A total of 185,119 variants were used for these analyses, excluding duplicated variants, short insertion/deletions, XY chromosome SNPs, Y chromosome SNPs, mitochondrial SNPs, sites not identified in the exome sequencing dataset, and failing SNPs as identified by the CHARGE best practices guidelines. Genotype classes are represented as AA = common variant homozygote, AB = heterozygote, BB = rare variant homozygote, and XX = missing data. Dataset I: exome chip genotypes called with Illumina cluster file.

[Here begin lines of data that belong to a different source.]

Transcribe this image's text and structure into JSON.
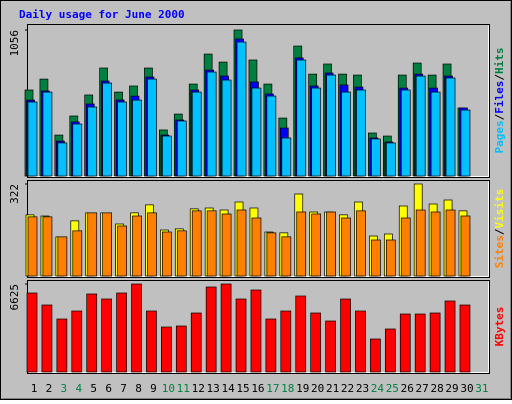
{
  "title": "Daily usage for June 2000",
  "categories": [
    1,
    2,
    3,
    4,
    5,
    6,
    7,
    8,
    9,
    10,
    11,
    12,
    13,
    14,
    15,
    16,
    17,
    18,
    19,
    20,
    21,
    22,
    23,
    24,
    25,
    26,
    27,
    28,
    29,
    30,
    31
  ],
  "weekend_days": [
    3,
    4,
    10,
    11,
    17,
    18,
    24,
    25,
    31
  ],
  "weekend_color": "#008040",
  "separator": "/",
  "chart_data": [
    {
      "type": "bar",
      "ylim": [
        0,
        1056
      ],
      "yticks": [
        1056
      ],
      "series": [
        {
          "name": "Hits",
          "color": "#008040",
          "values": [
            622,
            701,
            296,
            434,
            586,
            781,
            607,
            651,
            781,
            333,
            448,
            665,
            882,
            824,
            1056,
            839,
            665,
            419,
            940,
            737,
            810,
            737,
            730,
            311,
            289,
            730,
            817,
            730,
            810,
            492,
            null
          ]
        },
        {
          "name": "Files",
          "color": "#0000ff",
          "values": [
            549,
            615,
            253,
            391,
            521,
            687,
            550,
            578,
            716,
            296,
            405,
            622,
            766,
            723,
            991,
            680,
            593,
            347,
            854,
            651,
            745,
            658,
            643,
            275,
            246,
            636,
            737,
            636,
            723,
            492,
            null
          ]
        },
        {
          "name": "Pages",
          "color": "#00c0ff",
          "values": [
            535,
            607,
            239,
            376,
            499,
            672,
            535,
            549,
            701,
            289,
            398,
            607,
            752,
            694,
            969,
            636,
            578,
            275,
            839,
            636,
            730,
            607,
            622,
            268,
            239,
            622,
            723,
            607,
            709,
            477,
            null
          ]
        }
      ]
    },
    {
      "type": "bar",
      "ylim": [
        0,
        322
      ],
      "yticks": [
        322
      ],
      "series": [
        {
          "name": "Visits",
          "color": "#ffff00",
          "values": [
            214,
            210,
            137,
            193,
            221,
            221,
            182,
            221,
            249,
            161,
            165,
            235,
            238,
            231,
            259,
            238,
            154,
            151,
            287,
            224,
            224,
            214,
            259,
            140,
            147,
            245,
            322,
            252,
            266,
            228,
            null
          ]
        },
        {
          "name": "Sites",
          "color": "#ff8000",
          "values": [
            207,
            207,
            137,
            158,
            221,
            221,
            175,
            210,
            221,
            154,
            158,
            228,
            228,
            217,
            231,
            203,
            151,
            137,
            224,
            217,
            224,
            203,
            228,
            126,
            126,
            203,
            231,
            224,
            231,
            210,
            null
          ]
        }
      ]
    },
    {
      "type": "bar",
      "ylim": [
        0,
        6625
      ],
      "yticks": [
        6625
      ],
      "series": [
        {
          "name": "KBytes",
          "color": "#ff0000",
          "values": [
            5947,
            5044,
            3990,
            4592,
            5872,
            5495,
            5947,
            6625,
            4592,
            3388,
            3463,
            4442,
            6399,
            6625,
            5495,
            6173,
            3990,
            4592,
            5721,
            4442,
            3839,
            5495,
            4592,
            2484,
            3237,
            4366,
            4366,
            4442,
            5345,
            5044,
            null
          ]
        }
      ]
    }
  ]
}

Dataset Z: zCall assigned genotypes to missing data in Dataset I. Dataset C: exome chip genotypes called with the CHARGE cluster file. These data demonstrate the importance of implementing stringent laboratory quality control measures in addition to the clustering algorithms and rare variant calling approaches tested. The complete list of 8,994 failing SNPs identified in the jointly called exome chip project are available for download on the CHARGE public website. Genotypes ascertained with the CHARGE jointly called exome chip cluster file (Dataset C) were 99.77% concordant with sequence data, 0.14% were missing in exome chip data, in the exome sequence data, or both, and 0.09% were discordant (Figure 1). Heterozygotes in Dataset C were most often misclassified when compared to the common allele homozygote, and mismatches were attributed equally to both sequencing and genotyping (Table 2).

Figure 1

Results of CHARGE exome chip genotype calls compared to exome sequence data in 530 individuals.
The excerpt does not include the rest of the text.